Le 2 février 1917 les premiers soldats portugais débarquaient à Brest avant d’être transportés par train vers la vallée de la Lys, pour couvrir un secteur entre Armentières et La Bassée, Merville et Béthune. Le front sous la responsabilité des Portugais a oscillé entre quatre et 11 km, suivant l’évolution des combats.

Conformément à la procédure typique de la guerre des tranchées, le front portugais était organisé en trois lignes de défense : une près du no man’s land, avec deux lignes de tranchées ; une intermédiaire et une troisième avec des fortifications de campagne de plus grande envergure et disposant de voies de communication avec l’arrière garde.

Les troupes portugaises y ont combattu de février 1917 à avril 1918, faisant face à une soixantaine d’assauts et 20 bombardements de l’artillerie allemande.
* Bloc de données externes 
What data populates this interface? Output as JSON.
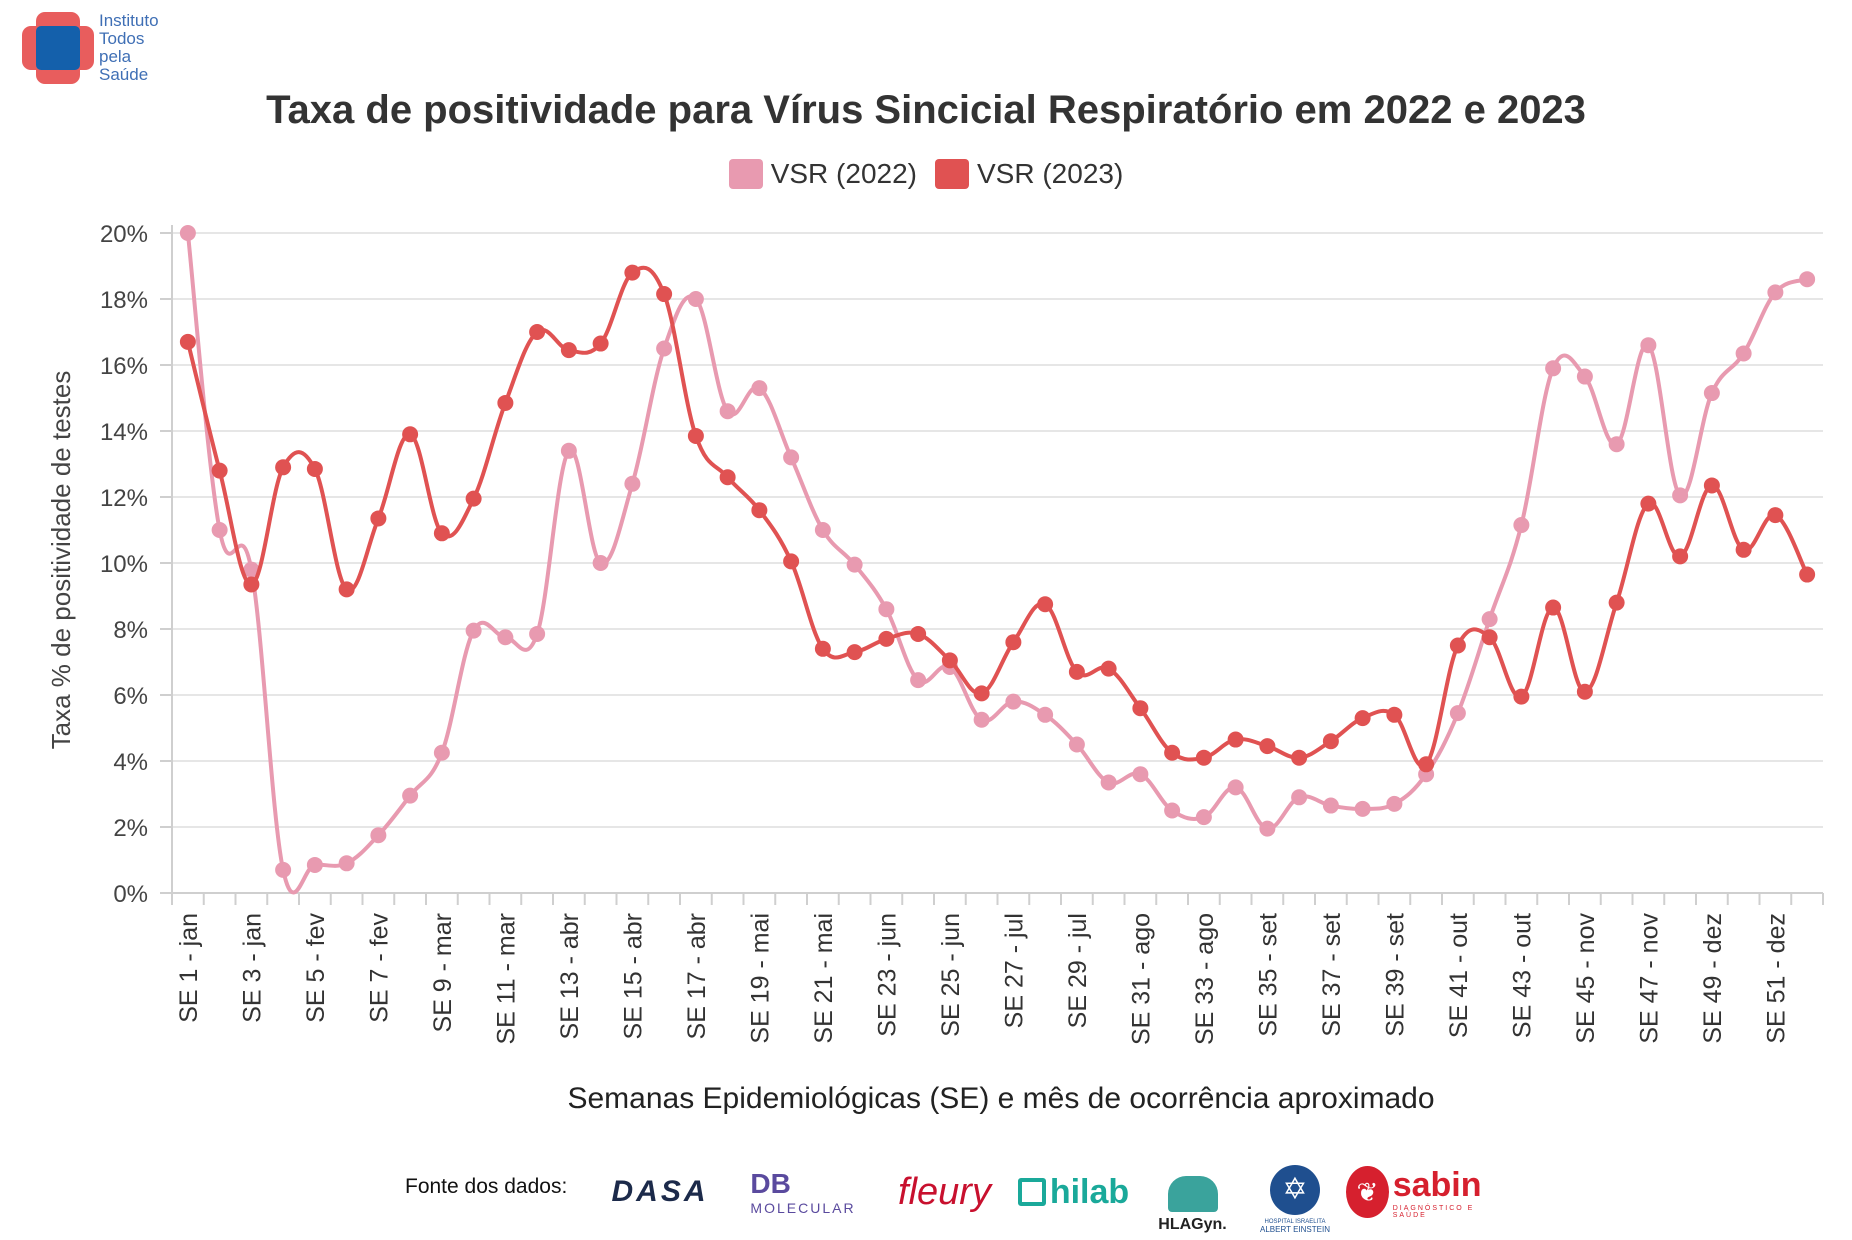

Les Portugais ont également lancé plusieurs attaques pour tenter de rompre les lignes ennemies, sans succès.

Durant ces mois, les militaires portugais auront perdu plus de 600 des leurs (une centaine de morts, 350 blessés et 160 prisonniers).

Le soldat d’infanterie António Gonçalves Curado aura été le premier Portugais à mourir au combat dans les Flandres,  le 4 février 1917. Il a été enterré au cimetière anglais de Laventie.

Le 9 avril 1918 – alors que le Portugal était en ébullition avec un nouveau gouvernement, celui de Sidónio Pais, porté au pouvoir à la suite d’un coup d’Etat – les Allemands ont lancé une offensive sur La Lys qui a rompu les lignes, obligeant les forces alliées à reculer.

Avec le matériel abimé par l’hiver 1917, démoralisé et sans renforts de Lisbonne, le contingent portugais a été écrasé par les divisions allemandes : plus de 1 300 morts, 4 600 blessés, 1 900 portés disparus et 7 700 prisonniers.

Une défaite humiliante (malgré la forte résistance des Portugais et quelques histoires individuelles d’héroïsme) qui a marqué le début de la fin de la participation portugaise dans la Première Guerre mondiale. Les effectifs encore aptes du CEP ont été plus tard répartis en trois bataillons d’infanterie et intégrés dans l’armée anglaise où ils ont lutté jusqu’à l’armistice, en novembre 1918.